Ainsi, la Communauté internationale s’insère dans une nouvelle stratégie de la sécurisation par les pays dépendants de leurs approvisionnements en hydrocarbures, de la guerre en passant par la piraterie, les revendications régionales sur des richesses accaparées par les États centraux ou encore les tentatives de certaines producteurs de devenir acteurs des résultats mitigés. Aujourd’hui, l’économie de la rareté est généralisée[33]. La sécurité des approvisionnements comprend des risques tant à court terme, tels que la rupture des approvisionnements techniques et politiques qu’à long terme, comme l’adéquation entre la demande et l’offre disponible, la diversification des sources, le rapport de négociation avec les fournisseurs. Depuis août 2009, la création de l’agence de coopération des régulateurs de l’énergie s’inscrit dans le but de « remédier aux problèmes de sous investissements du marché européen de l’énergie dans sa capacité de transport transfrontalier et au manque de coordination entre les régulateurs nationaux et les gestionnaires des réseaux de transport. Elle élargit les compétences des régulateurs nationaux en leur conférant un pouvoir de contrôle sur l’indépendance des gestionnaires de réseaux »[34].

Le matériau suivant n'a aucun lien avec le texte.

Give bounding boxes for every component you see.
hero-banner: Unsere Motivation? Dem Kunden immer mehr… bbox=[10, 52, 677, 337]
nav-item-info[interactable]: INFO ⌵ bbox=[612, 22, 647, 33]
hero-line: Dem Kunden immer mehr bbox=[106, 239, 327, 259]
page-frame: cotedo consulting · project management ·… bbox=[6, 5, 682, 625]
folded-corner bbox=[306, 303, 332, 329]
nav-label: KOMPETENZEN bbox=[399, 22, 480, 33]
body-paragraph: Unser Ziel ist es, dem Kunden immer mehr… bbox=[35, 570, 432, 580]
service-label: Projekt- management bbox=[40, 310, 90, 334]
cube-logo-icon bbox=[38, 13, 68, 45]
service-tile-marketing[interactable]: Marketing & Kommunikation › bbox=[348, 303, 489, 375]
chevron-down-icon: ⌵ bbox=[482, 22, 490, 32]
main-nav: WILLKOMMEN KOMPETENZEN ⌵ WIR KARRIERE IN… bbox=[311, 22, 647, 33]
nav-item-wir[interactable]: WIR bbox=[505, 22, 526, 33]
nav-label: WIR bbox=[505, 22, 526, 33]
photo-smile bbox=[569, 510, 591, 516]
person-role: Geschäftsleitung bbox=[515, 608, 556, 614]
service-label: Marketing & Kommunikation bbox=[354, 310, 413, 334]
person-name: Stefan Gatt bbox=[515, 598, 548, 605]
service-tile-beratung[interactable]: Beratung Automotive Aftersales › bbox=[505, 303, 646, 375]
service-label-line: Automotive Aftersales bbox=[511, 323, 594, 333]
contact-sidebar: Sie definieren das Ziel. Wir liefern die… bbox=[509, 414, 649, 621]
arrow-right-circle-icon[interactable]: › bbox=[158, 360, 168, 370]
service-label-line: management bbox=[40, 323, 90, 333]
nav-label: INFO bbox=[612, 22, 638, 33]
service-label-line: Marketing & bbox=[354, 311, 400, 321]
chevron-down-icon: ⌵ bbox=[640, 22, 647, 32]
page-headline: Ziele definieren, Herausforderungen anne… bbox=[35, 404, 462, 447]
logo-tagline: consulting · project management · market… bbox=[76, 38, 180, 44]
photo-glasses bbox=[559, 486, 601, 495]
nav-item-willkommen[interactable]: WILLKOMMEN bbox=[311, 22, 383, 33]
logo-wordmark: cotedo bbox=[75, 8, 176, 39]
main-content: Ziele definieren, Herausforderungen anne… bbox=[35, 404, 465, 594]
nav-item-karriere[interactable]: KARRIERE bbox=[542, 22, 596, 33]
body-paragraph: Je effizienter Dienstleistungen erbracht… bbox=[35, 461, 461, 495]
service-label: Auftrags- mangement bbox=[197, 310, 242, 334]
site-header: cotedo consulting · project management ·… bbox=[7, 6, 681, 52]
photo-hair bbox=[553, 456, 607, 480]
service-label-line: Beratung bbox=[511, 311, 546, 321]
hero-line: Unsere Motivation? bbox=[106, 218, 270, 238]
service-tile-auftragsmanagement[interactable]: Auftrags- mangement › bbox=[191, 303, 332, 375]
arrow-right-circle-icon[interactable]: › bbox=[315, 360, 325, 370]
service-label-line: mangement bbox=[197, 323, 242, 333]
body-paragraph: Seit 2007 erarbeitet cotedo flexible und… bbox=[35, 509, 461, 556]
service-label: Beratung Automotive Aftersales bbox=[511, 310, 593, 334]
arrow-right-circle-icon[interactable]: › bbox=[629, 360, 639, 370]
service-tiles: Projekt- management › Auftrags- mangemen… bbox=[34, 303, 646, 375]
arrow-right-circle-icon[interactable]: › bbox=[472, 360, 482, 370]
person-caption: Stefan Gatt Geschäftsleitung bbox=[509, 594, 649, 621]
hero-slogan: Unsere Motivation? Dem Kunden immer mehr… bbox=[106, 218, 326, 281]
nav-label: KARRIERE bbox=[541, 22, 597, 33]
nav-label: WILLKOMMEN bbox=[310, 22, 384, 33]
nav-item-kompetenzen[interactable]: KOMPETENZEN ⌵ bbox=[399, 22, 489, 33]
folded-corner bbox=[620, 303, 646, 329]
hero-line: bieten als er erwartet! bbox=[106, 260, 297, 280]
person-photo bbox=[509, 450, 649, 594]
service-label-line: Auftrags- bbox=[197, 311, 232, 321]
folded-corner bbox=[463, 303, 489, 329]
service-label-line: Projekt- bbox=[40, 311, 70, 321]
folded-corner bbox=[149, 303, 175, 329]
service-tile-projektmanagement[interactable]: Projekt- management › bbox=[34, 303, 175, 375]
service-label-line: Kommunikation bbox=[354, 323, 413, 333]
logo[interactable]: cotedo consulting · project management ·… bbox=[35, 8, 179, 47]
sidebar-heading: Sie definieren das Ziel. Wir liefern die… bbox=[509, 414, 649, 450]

La prise de conscience des vulnérabilités stratégiques des approvisionnements critiques se focalise sur des indicateurs forts qui agissent comme autant d’électrochocs sur les États, comme l’indique le schéma ci-après, face aux inquiétudes de différentes natures :

Figure 3

-> Voir la liste des figures

Actuellement, l’insécurité en mer et sur terre permet d’entretenir des liens importants avec des systèmes parallèles, pas toujours contrôlables ni directement identifiables (mafias, réseaux terroristes, blanchiment d’argent, déstabilisation ou contrôle d’États…). La sécurité des approvisionnements est tout aussi importante que la solution du marché qui porte sur l’efficacité énergétique, la diversification des sources d’énergies, la diversification géographique des sources d’approvisionnements. Winston Churchill précisait « Safety and certainty in oil lie in variety alone ». De plus, il existe à cet effet, des moyens et des menaces. Les moyens sont les gazoducs et les menaces sur les approvisionnements, le risque de rupture physique des réseaux de transport (infrastructures terrestres, zones géographiques stratégiques, détroits, canaux). La sécurisation militaire des approvisionnements s’assimile à un monopole militaire américain. L’Union européenne devra là aussi se positionner comme un acteur majeur. Les 27 États s’en donnent-ils les moyens ?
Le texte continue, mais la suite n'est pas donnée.